Raden Sutawijaya mengangguk-angguk. Katanya, "Aku menyerahkan pimpinan sayap kanan kepada Untara. Meskipun sebenarnya aku bimbang, tetapi aku condong untuk berpendapat, bahwa pasukan Pajang memang tidak akan menyerang hari ini."
Ki Juru mengangguk-angguk. Sementara itu, tiba-tiba saja suara bende dan genderang pasukan Pajang menurun cepat. Kemudian justru telah berhenti.
Raden Sutawijaya dan Ki Jurupun kemudian tampil diatas tanggul Kali Opak, dibayangan sebuah gerumbul. Bagaimanapun juga, rasa-rasanya Raden Sutawijaya tidak ingin langsung menampakkan diri dihadapan ayahanda.
Pasukan Pajang ternyata berhenti di padukuhan di Delakang bulak disebelah Timur Kali Opak.
"Paman benar," desis Raden Sutawijaya.
"Matahari telah mulai turun," berkata Ki Juru," besok pagi mereka akan mulai dengan serangan mereka."
Raden Sutawijaya tidak menyahut. Namun dari kejauhan ia melihat kesibukan pasukan Pajang untuk menyiapkan sebuah pasanggrahan. Mereka memasang rontek, umbul-umbul dan panji-panji sebagaimana Mataram memasang di pasanggrahannya.
Dalam pada itu, maka atas perintah Kangjeng Sultan, maka pasukan Pajang itupun mulai menebar. Mereka menempati sebuah padukuhan yang luas. Bahkan kemudian sayap dari pasukan itu telah memencar ke sebelah menyebelah, menempati pasukan-pasukan di seberang bulak-bulak yang tidak begitu panjang.
Sambil menarik nafas dalam-dalam Ki Juru berkata, "satu pasukan raksasa."

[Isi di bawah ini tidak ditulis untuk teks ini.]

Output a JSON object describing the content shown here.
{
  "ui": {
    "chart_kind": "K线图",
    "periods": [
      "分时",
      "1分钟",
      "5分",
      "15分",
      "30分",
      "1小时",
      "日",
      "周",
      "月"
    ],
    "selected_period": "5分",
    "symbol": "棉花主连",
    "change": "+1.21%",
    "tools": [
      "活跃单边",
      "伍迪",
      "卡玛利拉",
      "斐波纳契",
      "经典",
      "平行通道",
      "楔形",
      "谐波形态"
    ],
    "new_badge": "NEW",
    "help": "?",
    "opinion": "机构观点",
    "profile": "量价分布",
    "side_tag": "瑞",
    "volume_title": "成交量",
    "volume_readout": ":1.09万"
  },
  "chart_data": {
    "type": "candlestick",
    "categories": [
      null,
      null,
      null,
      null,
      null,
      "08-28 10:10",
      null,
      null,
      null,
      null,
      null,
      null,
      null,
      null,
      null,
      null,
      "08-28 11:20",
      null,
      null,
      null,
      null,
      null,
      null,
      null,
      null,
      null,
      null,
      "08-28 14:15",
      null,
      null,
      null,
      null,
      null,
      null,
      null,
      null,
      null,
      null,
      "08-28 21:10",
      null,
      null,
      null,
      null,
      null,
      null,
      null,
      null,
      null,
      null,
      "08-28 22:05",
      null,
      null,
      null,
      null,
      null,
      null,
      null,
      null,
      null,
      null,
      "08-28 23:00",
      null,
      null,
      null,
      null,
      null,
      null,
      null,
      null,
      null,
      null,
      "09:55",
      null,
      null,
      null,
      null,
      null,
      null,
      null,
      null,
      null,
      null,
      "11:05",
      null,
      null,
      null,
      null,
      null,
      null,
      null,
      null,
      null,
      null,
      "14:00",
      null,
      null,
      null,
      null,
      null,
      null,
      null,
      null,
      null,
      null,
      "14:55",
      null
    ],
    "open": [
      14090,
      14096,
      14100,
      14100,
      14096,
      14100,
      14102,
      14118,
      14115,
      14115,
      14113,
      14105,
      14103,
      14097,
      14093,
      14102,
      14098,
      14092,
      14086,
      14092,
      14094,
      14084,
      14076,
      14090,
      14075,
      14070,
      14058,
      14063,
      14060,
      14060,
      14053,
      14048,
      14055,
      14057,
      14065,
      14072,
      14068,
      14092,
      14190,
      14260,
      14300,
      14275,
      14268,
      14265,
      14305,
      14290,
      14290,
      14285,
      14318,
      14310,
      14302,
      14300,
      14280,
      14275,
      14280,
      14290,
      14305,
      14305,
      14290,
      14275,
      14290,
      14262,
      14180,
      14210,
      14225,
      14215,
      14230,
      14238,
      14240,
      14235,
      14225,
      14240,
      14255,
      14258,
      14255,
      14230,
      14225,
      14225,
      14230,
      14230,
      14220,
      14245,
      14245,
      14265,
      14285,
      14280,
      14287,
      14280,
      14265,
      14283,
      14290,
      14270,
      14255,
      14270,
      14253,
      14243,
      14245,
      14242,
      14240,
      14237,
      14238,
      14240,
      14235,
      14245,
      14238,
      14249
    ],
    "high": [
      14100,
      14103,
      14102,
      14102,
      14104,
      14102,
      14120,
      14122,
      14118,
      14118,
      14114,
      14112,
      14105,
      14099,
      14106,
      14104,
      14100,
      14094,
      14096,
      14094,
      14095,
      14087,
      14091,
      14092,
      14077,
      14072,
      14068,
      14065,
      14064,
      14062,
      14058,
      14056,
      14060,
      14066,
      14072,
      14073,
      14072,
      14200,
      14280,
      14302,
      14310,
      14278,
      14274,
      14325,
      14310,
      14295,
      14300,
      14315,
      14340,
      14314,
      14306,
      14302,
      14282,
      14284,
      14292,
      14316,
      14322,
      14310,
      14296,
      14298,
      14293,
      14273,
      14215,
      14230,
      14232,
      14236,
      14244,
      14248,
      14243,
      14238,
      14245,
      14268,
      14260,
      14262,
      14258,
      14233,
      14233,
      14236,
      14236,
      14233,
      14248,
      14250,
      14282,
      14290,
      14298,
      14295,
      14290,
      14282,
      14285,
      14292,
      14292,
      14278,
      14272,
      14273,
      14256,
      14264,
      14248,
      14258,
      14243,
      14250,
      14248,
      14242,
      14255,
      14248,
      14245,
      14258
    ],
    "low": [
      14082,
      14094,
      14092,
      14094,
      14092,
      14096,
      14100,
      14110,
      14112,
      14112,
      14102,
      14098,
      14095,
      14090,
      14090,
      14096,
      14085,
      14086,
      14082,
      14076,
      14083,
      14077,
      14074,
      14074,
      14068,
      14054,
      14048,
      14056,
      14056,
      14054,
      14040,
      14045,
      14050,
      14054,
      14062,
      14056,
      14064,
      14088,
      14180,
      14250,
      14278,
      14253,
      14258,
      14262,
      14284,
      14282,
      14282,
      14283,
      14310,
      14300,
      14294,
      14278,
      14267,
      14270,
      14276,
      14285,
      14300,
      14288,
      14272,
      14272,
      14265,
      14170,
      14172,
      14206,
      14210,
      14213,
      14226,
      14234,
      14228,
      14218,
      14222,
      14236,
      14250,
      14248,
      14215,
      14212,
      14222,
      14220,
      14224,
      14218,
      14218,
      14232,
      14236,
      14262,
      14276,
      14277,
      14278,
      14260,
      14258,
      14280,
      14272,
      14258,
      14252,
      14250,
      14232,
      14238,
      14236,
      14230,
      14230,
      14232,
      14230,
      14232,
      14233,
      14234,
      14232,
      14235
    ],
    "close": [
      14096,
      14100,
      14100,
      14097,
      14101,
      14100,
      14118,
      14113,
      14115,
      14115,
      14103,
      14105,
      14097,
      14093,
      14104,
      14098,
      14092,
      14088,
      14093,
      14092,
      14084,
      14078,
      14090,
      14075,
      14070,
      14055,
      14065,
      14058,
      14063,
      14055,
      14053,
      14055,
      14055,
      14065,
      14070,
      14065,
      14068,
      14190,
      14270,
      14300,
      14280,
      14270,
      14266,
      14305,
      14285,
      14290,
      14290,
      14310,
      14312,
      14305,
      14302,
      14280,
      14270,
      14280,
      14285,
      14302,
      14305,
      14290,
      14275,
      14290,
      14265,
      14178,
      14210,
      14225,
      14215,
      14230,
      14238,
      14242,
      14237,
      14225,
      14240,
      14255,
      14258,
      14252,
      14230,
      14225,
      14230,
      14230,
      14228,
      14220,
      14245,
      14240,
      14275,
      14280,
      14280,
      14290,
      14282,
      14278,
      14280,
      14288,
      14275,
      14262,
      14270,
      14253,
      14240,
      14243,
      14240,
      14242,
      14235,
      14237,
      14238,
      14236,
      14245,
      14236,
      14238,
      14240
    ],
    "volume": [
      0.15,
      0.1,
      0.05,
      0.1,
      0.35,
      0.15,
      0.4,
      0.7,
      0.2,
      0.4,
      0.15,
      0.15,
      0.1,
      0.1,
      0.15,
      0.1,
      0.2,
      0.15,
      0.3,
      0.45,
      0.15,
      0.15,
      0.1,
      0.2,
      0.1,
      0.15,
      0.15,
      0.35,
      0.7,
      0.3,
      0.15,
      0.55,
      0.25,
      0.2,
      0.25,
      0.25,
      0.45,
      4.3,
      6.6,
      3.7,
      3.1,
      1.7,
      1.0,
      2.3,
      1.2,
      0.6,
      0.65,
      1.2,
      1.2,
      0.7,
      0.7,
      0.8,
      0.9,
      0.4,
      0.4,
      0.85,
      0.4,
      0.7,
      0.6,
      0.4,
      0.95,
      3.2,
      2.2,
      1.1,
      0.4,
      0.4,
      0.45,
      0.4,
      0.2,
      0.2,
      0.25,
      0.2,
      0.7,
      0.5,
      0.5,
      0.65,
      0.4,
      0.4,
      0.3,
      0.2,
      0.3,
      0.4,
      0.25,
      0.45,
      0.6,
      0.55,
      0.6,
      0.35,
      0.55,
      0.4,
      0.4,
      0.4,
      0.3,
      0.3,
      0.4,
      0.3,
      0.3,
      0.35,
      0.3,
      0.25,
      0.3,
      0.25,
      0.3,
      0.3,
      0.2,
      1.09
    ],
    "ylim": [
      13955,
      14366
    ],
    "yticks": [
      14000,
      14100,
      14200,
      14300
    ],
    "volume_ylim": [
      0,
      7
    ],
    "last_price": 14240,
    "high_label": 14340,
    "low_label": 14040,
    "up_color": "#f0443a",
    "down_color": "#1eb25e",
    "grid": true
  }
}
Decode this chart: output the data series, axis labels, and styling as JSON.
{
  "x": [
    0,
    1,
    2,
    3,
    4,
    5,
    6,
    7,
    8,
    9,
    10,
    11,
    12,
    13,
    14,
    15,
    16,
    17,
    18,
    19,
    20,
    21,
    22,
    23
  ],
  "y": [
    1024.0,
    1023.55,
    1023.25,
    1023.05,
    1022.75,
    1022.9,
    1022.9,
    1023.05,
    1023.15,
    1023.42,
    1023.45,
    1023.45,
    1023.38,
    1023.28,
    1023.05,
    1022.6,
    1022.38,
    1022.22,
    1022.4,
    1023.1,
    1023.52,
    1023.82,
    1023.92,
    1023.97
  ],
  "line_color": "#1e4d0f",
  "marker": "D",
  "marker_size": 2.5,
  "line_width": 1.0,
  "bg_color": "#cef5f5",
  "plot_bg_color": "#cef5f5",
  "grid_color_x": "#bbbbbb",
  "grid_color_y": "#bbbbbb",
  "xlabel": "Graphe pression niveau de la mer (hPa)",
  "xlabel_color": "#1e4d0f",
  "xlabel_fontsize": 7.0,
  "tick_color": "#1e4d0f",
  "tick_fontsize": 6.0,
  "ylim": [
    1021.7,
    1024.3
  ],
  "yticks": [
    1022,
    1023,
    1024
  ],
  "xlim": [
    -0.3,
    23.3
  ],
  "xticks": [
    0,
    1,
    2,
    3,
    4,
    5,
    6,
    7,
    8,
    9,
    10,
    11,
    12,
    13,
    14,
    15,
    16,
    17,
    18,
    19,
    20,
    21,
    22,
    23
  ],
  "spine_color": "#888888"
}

Raden Sutawijaya mengangguk kecil. Namun ketegangan di jantungnya nampak di kerut wajahnya. Bagaimanapun juga. Raden Sutawijaya melihat pasukan Pajang itu benar-benar satu pasukan yang sangat kuat. Sementara itu, di ujung pasukan Kangjeng Sultan sendiri memimpin seluruh pasukannya diatas seekor gajah.
Ketika raden Sutawijaya kemudian kembali ke pasanggrahannya, beberapa orang pengawas bertugas untuk selalu mengamati gerak pasukan-pasukan Pajang. Dalam waktu-waktu tertentu mereka harus membuat laporan kepada setiap pemimpin kesatuan yang ada di sebelah Barat Kali Opak.
Dalam pada itu, para pemimpin pasukan di lingkungan pasukan Mataram itupun sempat memperhatikan pasukan Pajang yang besar itu. Bagaimanapun juga mereka harus membuat perhitungan yang sangat cermat. Pasukan lawan memang terlalu kuat.
Tetapi yang mendebarkan adalah justru induk pasukan Mataram yang hanya terdiri dari sebagian pasukan Mataram yang dilimpahkan oleh Pajang pada saat Raden Sutawijaya membuka Alas Mentaok, kemudian mendapat gelar Senapati Ing Ngalaga. Padahal pasukan Pajang di induk pasukan itu terdiri dari beberapa pasukan yang kuat. Pasukan pengawal khusus, pasukan dari Tuban dan Demak, serta beberapa kesatuan yang terpercaya.
"Apa yang dapat dilakukan oleh Ki Juru menghadapi pasukan itu," berkata beberapa orang pemimpin pasukan disayap.
"Ada yang tidak kita mengerti dari sikap Raden Sutawijaya," sahut yang lain. Lalu, "Tetapi kekuatan disayap pasukan, tidak akan terlalu jauh berimbang. Jika kita dapat memanfaatkan kali Opak dengan tebingnya, maka mungkin kita dapat mengurangi kekuatan mereka dalam jumlah yang berarti."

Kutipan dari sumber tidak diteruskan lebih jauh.